2. Seated Gentle Backbend
Image Credits: Seated Gentle Backbend
- Starting seated, feet flat on the floor, bring your hands to your lower back, with your fingers facing down and thumbs wrapped around your hips toward your front body.
- Press your hands firmly into your hips/lower back and inhale.
- As you exhale, gently arch your spine, leading with your head.
- Note: You don’t want your head to drop back too much. You do, however, want to lead with your cervical spine, so tilting your chin up, face to the ceiling, is a good, gentle start. The backbend should happen throughout the upper and midspine.
- Hold for 5 full, deep breaths.
- Gently and slowly come back to the neutral starting position, and repeat 3 to 5 times.
3. Reach Back
Image Credits: Reach Back
- Sit with spine straight, feet planted firmly on the ground. Inhale deeply, and as you exhale, reach behind you and interlace your hands.
- Note: If you cannot interlace your hands, grab opposite wrists or elbows.
- Inhale deeply again, and feel your spine growing longer as you sit up taller. Roll your shoulders up and back, moving your shoulder blades down your back.
- As you exhale, gently straighten your arms, if your hands are clasped. (If your hands are not clasped, gently pull in opposite directions.) This will open up your upper back.
- After 3 deep breaths, release your clasp and return to neutral.
- Repeat this 3 times.
4. Seated Cat-Cow
Image Credits: Seated Cat-Cow
- With feet planted firmly on the floor and knees at a 90-degree angle, place your hands on your knees, fingers pointing in toward each other, the heel of your hands on the outside of your legs.
- Inhale, and as you exhale, press into your hands and arch your back using your entire spine. This means your face will be toward the sky and you should feel a bit like you’re pressing your butt out behind you.
- As you inhale again, roll your shoulders forward and pull your bellybutton toward your spine, dropping your chin toward your chest and pushing toward your knees with your hands.
- During your next exhale, reverse the motion, pulling your chest through your arms and arching your spine again, pressing down into your legs, instead of toward your knees.
- Repeat this slowly, on your breath, 3 to 5 times.
5. Gentle Twist
Image Credits: Gentle Twist
- Again, start with your feet firmly planted on the floor and knees at a 90-degree angle. Edge just a little forward on the seat. You don’t want to feel like the chair may tip forward or that you’re unstable in the seat, but you do want a little more room behind you.

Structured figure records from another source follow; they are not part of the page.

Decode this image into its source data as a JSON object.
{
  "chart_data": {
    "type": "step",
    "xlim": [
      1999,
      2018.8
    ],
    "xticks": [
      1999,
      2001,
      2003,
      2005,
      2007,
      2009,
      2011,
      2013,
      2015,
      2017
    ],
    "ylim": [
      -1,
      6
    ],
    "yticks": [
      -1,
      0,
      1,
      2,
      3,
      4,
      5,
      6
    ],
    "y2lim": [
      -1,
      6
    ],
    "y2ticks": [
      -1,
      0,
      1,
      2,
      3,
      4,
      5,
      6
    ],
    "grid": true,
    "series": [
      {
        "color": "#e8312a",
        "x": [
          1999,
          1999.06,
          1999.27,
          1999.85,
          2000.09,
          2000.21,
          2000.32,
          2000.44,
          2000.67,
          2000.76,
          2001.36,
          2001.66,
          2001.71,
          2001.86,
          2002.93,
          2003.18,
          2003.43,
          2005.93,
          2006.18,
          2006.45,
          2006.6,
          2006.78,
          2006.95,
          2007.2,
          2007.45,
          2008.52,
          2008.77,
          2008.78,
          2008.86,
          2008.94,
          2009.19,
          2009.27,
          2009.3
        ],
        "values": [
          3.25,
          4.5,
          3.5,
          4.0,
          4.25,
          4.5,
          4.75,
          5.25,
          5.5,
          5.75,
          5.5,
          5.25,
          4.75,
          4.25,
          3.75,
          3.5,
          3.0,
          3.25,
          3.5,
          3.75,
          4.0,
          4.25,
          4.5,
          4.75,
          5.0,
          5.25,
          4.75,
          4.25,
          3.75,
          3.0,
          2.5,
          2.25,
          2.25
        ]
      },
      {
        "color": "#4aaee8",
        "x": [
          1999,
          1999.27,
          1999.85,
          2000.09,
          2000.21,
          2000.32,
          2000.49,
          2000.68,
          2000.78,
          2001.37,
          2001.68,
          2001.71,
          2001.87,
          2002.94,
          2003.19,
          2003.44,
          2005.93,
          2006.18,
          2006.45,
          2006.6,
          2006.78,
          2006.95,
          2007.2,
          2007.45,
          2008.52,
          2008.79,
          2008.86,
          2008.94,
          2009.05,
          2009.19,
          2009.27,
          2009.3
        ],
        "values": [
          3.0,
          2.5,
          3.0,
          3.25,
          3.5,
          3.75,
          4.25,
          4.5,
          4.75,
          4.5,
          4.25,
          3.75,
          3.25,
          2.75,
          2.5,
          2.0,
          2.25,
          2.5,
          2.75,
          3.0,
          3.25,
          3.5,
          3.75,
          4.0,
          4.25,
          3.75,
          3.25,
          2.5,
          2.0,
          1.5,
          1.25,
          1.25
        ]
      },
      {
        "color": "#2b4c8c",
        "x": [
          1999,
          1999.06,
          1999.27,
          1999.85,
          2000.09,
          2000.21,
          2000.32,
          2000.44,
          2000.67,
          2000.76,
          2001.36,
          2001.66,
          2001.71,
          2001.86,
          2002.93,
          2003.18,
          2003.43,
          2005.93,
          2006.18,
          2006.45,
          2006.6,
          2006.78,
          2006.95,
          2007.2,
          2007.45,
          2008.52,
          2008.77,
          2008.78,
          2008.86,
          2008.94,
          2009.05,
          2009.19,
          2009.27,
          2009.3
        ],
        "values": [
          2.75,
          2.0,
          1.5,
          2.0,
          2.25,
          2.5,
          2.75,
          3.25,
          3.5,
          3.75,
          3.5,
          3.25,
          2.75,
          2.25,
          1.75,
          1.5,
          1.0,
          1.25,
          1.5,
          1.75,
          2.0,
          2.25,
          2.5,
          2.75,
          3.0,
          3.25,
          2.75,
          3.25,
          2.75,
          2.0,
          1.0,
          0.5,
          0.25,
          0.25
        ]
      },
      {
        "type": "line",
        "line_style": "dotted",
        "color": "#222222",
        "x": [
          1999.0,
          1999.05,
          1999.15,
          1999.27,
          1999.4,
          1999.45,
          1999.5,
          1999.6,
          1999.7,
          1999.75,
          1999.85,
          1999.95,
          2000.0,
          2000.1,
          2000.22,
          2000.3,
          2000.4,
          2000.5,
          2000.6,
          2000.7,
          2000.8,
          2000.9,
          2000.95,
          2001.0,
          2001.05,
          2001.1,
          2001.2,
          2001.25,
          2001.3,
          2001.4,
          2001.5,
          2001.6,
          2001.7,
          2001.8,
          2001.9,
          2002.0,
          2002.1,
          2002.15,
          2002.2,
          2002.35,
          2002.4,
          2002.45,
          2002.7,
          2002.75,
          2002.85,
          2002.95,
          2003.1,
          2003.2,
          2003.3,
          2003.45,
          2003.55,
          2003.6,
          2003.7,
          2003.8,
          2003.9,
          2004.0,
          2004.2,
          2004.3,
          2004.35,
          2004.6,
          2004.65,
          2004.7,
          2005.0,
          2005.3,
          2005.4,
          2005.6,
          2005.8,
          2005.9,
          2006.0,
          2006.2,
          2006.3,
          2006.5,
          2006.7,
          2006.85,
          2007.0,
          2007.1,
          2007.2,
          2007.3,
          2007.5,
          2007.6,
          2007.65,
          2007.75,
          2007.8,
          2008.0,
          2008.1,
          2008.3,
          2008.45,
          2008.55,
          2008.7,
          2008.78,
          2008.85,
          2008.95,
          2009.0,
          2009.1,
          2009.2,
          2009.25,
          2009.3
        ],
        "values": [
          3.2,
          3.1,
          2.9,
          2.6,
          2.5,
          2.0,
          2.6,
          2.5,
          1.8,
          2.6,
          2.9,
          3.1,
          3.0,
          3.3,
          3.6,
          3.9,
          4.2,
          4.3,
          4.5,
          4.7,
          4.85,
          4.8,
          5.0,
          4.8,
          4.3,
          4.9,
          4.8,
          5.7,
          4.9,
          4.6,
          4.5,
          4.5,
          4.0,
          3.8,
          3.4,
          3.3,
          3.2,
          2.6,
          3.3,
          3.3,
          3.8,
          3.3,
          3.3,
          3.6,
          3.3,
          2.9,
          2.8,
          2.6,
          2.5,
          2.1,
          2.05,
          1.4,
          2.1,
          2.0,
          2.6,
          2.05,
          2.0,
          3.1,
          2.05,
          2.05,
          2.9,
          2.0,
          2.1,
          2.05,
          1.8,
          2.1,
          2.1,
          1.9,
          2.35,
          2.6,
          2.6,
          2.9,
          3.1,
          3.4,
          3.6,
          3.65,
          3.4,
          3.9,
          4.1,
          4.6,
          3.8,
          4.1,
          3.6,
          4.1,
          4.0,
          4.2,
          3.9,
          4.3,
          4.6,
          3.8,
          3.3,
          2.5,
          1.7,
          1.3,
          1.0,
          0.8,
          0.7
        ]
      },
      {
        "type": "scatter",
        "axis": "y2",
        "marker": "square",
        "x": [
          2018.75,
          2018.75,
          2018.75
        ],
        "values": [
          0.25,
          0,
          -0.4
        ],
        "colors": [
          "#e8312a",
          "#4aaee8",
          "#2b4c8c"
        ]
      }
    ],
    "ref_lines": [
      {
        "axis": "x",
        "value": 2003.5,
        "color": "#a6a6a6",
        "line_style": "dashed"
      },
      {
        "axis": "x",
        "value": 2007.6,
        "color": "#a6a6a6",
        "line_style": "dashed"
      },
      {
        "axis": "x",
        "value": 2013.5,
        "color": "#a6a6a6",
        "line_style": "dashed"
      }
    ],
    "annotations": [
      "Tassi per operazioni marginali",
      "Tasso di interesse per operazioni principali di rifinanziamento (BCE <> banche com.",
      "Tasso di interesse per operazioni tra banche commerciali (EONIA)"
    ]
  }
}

- As you inhale, press down into your seat, sit up straight, your spine lengthening, and lift your arms up overhead.
- As you exhale, turn gently to your right, placing your left hand on the outside of your right knee and your right hand wherever feels comfortable. This could be on the chair seat or back, but do not use that hand to “crank” your twist deeper. You want to feel the twist equally through all of your spine, and using your arm strength to twist yourself harder can cause injury and one part of your spine twisting harder than the rest.
- Stay in the twist and as you inhale, feel yourself sit up taller. As you exhale, twist just a little deeper.
- Take 3 to 5 deep breaths before gently releasing the twist and doing it on the other side. Alternate so you stretch at least twice on each side.